5 year old not telling the truth - how to deal with it

(10 Posts)
emkana Fri 06-Oct-06 20:11:14

It's not about major things but still I want her to realize that it is wrong to lie. We've talked about it several times and she always promises not to do it again, but then does it again...
I'm really cross with her atm because she's done it three times in two days now.

soapbox Fri 06-Oct-06 20:12:46

It is normal at this age, I think. They start to daydream and mix it up with RL. A bit like MN really

emkana Fri 06-Oct-06 20:13:40

Yes but it feels wrong to just let it go...

sorrell Fri 06-Oct-06 20:16:32

I would. Or say, 'well that is a lovely story! How funny!'

soapbox Fri 06-Oct-06 20:17:17

It depends what it is about.

If it is relatively minor lies, then I just used to say 'I think that is what you would liked to have happened, but it didn;t, did it?' Followed up by a 'Mummy finds it hard to be a good mummy to you, if she's not sure what is true and what isn't!'.

I think catching them out and them aknowledging that you have, is enough, unless it is a biggie

emkana Fri 06-Oct-06 20:18:35

It's things like saying she's done stuff when she obviously hasn't for example though, so not story-telling as such.
For example yesterday she was telling me she had tidied up when she obviously hadn't.

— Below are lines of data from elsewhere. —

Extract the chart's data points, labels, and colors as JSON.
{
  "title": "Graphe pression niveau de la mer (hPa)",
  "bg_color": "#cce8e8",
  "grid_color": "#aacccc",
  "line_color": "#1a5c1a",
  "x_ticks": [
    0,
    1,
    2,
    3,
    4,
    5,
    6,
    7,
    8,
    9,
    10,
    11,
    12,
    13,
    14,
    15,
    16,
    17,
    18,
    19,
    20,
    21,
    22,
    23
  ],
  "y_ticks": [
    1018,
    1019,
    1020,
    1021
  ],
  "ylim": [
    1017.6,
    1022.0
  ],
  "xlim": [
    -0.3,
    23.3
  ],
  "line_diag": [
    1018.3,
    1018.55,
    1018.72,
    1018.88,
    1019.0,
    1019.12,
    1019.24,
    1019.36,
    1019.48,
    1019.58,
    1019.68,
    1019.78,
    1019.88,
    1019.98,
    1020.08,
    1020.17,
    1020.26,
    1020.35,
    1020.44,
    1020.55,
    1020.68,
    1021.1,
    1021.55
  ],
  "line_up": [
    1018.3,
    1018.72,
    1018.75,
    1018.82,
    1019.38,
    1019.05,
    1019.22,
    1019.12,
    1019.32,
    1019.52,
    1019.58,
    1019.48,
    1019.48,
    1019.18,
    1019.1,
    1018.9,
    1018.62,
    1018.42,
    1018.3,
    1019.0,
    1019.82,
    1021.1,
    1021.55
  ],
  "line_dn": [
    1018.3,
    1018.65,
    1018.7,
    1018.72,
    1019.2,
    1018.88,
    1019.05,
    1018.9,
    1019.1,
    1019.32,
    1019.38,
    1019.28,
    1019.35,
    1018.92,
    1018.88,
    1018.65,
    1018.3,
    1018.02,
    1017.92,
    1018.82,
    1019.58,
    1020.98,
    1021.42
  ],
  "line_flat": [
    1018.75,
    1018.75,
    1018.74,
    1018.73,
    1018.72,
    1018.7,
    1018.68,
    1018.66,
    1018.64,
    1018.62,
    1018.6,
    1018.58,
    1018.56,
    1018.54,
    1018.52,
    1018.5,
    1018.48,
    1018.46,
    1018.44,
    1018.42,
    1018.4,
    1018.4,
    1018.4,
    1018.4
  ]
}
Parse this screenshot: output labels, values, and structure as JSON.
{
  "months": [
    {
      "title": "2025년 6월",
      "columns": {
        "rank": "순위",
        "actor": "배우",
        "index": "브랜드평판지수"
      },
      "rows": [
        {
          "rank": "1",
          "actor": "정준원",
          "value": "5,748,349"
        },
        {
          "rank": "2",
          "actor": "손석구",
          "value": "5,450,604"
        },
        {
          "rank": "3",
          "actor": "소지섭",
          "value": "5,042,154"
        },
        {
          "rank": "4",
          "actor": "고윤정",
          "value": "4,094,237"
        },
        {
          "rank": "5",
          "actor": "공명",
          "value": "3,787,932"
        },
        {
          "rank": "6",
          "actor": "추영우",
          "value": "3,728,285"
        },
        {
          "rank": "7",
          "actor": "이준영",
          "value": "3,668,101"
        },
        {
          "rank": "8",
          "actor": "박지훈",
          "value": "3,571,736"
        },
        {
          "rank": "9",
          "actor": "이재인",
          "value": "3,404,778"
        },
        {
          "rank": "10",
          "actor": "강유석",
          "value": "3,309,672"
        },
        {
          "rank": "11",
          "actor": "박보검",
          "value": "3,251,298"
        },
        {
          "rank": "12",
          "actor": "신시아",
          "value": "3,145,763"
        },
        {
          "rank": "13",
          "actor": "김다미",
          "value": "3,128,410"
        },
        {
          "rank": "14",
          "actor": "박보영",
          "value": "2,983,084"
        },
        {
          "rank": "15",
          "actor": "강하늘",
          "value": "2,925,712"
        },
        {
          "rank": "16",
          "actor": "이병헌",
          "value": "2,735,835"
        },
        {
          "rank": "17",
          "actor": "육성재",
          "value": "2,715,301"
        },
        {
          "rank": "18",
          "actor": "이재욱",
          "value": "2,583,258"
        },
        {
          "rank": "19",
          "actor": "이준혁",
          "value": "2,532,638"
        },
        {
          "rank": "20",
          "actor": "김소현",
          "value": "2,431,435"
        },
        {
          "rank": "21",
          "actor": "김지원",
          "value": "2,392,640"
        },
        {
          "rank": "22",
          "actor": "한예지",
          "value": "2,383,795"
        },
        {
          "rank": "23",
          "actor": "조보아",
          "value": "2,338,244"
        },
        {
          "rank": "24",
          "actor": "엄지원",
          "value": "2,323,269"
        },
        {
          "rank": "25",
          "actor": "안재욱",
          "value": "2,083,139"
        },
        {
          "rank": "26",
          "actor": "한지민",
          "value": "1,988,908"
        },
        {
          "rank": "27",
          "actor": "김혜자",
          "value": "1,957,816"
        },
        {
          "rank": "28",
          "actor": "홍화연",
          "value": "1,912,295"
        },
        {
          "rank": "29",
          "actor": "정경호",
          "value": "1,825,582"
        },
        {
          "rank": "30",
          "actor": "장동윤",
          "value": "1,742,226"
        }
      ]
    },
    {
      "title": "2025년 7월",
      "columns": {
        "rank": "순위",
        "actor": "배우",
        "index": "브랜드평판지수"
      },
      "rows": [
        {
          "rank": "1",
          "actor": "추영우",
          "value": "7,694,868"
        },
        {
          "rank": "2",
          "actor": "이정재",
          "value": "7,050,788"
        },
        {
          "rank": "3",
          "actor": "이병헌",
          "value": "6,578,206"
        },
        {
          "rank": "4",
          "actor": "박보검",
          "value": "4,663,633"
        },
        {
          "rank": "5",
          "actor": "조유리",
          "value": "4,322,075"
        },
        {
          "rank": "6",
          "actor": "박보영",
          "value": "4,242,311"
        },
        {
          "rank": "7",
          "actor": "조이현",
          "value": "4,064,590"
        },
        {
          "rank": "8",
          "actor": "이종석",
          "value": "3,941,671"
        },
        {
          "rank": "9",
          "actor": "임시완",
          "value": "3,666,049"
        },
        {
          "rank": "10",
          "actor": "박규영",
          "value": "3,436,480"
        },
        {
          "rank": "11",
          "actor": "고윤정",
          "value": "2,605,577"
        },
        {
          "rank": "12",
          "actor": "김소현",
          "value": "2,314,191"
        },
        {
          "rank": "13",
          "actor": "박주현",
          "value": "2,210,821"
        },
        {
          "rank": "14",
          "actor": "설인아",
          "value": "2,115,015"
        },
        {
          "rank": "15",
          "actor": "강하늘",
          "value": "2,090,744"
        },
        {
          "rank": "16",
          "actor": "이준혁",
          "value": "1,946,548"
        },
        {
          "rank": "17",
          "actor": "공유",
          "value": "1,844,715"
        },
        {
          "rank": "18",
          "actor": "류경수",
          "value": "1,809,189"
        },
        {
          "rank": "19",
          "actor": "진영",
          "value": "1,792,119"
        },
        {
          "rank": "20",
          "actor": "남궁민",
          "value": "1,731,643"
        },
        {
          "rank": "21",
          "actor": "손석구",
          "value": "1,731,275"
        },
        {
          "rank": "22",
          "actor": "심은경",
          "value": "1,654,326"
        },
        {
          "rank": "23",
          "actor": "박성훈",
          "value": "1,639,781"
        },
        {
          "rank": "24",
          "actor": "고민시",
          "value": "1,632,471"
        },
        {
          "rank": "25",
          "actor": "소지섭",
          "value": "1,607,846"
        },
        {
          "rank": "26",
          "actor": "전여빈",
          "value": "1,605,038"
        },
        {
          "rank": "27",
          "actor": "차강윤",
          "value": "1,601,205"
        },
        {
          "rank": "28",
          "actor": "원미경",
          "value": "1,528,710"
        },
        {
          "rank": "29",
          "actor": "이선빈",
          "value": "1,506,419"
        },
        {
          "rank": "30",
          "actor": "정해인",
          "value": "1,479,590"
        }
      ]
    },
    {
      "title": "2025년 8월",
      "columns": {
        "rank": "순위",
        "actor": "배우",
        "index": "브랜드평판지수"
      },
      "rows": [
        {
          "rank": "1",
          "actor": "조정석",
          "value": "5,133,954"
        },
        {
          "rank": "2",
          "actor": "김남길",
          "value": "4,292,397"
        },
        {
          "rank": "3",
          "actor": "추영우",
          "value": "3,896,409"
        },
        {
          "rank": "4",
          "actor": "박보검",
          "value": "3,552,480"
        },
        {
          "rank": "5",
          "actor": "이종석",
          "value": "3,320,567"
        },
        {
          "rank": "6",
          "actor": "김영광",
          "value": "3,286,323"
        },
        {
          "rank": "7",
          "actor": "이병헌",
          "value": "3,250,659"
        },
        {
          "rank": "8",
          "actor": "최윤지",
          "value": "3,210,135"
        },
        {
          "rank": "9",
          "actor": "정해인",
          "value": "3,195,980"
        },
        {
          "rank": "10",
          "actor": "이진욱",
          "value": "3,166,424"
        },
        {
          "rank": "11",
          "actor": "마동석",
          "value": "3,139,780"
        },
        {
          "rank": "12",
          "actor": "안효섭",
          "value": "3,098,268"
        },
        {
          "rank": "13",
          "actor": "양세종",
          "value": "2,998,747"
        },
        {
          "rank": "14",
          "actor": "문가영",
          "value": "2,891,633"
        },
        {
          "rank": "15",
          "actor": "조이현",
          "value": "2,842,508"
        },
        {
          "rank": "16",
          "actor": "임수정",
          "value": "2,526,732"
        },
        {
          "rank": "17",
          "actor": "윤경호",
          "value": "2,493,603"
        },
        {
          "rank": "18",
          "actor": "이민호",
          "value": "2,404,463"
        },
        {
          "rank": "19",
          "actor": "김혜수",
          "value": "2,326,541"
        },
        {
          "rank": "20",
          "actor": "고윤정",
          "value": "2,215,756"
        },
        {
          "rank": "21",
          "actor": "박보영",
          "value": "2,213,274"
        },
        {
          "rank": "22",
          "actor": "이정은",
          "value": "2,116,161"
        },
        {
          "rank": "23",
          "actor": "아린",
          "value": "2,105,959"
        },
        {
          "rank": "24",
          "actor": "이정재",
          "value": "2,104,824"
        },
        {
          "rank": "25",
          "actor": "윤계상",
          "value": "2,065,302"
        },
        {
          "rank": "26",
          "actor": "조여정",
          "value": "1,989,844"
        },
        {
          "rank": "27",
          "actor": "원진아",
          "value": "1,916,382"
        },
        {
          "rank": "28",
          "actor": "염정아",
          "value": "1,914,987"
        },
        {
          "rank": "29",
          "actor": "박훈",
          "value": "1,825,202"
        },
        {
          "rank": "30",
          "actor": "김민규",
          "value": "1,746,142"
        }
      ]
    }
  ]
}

sorrell Fri 06-Oct-06 20:23:32

I think that's totally normal. Never told a white lie at work yourself ('the report? yes, it's underway! Nearly done now!' 'Sorry, didn't get your message, my email's been down' etc)?
Little ones lie so transparently I find it rather touching. Just say, 'Then what's all this mess then? Did the fairies bring it? Come on, let's get it really tidied'. Not worth a row (I assume your daughter is under five, not a teenager!)

TwigTwoolett Fri 06-Oct-06 20:27:44

I talk to DS about making choices .. about the fact that he can choose to do the right thing or choose to do the wrong thing

in my book telling untruths and then repeating them when challenged is the wrong choice to make

luckily DS is transparent when he lies, and he doesn't do it very often but I always talk to him about choices

TwigTwoolett Fri 06-Oct-06 20:29:24

I think you have to start teaching them right from wrong now and it is they who make the choice ... and not you .. they make the choice to do the right or wrong thing .. and they get praise for choosing to tell the truth even after having lied

I think this is fundamental to parenting at this challenging stage .. not letting it pass unchallenged TBH

WideWebWitch Fri 06-Oct-06 20:29:55

Agree, it's normal. Don't make a big deal of it or she'll do it to get a reaction.